A seesaw chair shaped like the London Underground logo with 1970’s seat covers has been created by a Kingston University student, writes Gabriela Kerezova.

The design celebrates London Underground’s 150th anniversary.

Graphic design student, Clare Newsam, 22, was inspired by the circle and bar shaped logo as part of her final-year coursework.

The design even features seats covered in the same orange, black and brown fabric as the real trains did in 1978.

She said: ““I was doodling the logo when I started thinking about how getting a seat on a train isn’t always possible at busy times.

“What if I incorporated the two ideas to make something fun and playful?”

“It was then that I drew one person sitting on each end of the logo and the idea of the seesaw was born.”

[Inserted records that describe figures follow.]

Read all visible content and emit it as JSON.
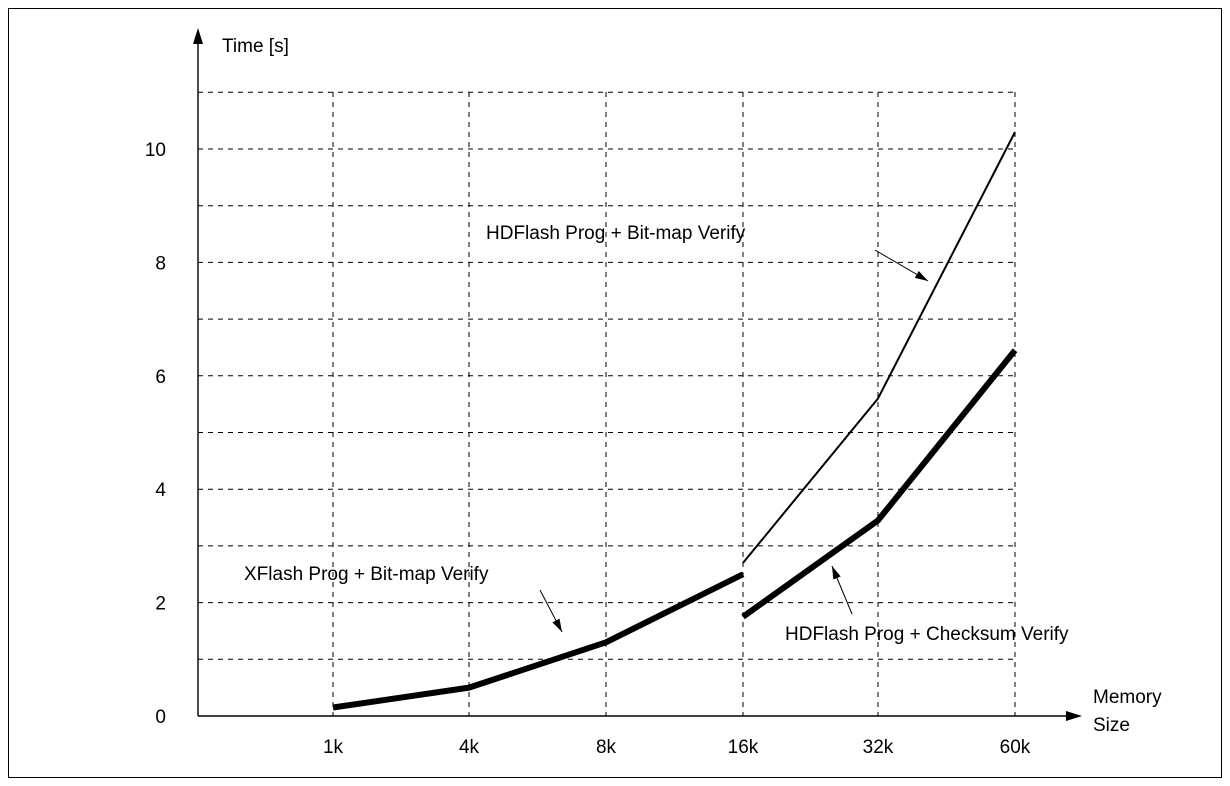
{
  "chart_data": {
    "type": "line",
    "title": "",
    "xlabel": [
      "Memory",
      "Size"
    ],
    "ylabel": "Time [s]",
    "categories": [
      "1k",
      "4k",
      "8k",
      "16k",
      "32k",
      "60k"
    ],
    "ylim": [
      0,
      11
    ],
    "yticks": [
      0,
      2,
      4,
      6,
      8,
      10
    ],
    "grid": true,
    "series": [
      {
        "name": "XFlash Prog + Bit-map Verify",
        "x": [
          "1k",
          "4k",
          "8k",
          "16k"
        ],
        "values": [
          0.15,
          0.5,
          1.3,
          2.5
        ],
        "style": "thick"
      },
      {
        "name": "HDFlash Prog + Bit-map Verify",
        "x": [
          "16k",
          "32k",
          "60k"
        ],
        "values": [
          2.7,
          5.6,
          10.3
        ],
        "style": "thin"
      },
      {
        "name": "HDFlash Prog + Checksum Verify",
        "x": [
          "16k",
          "32k",
          "60k"
        ],
        "values": [
          1.75,
          3.45,
          6.45
        ],
        "style": "thick"
      }
    ]
  }
}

She bought the widely-recognizable fabric from the London Transport Museum. The project is the first time the young artist had worked with woodwork or upholstery. She made the seesaw by hand at the university’s workshop.

Dr David Lawrence, Kingston University architectural historian, said: ““Clare’s creation works with the wit and inventiveness that typifies the best of London Underground design.

“The smart move of turning a symbol in to a seat for two, clearly referencing transport and the city, deserves to take the roundel seesaw far.”

Her design will be exhibited at the Hoxton Arches in East London until June 29.

The exhibition will also feature two other Kingston University’s students’ works. Thomas Farrall created a water-filled see through hand rail with miniature model commuters inside.

Meanwhile Joana Galvao came up with the idea for a smart phone app which would guide tourists around London’s cultural attractions.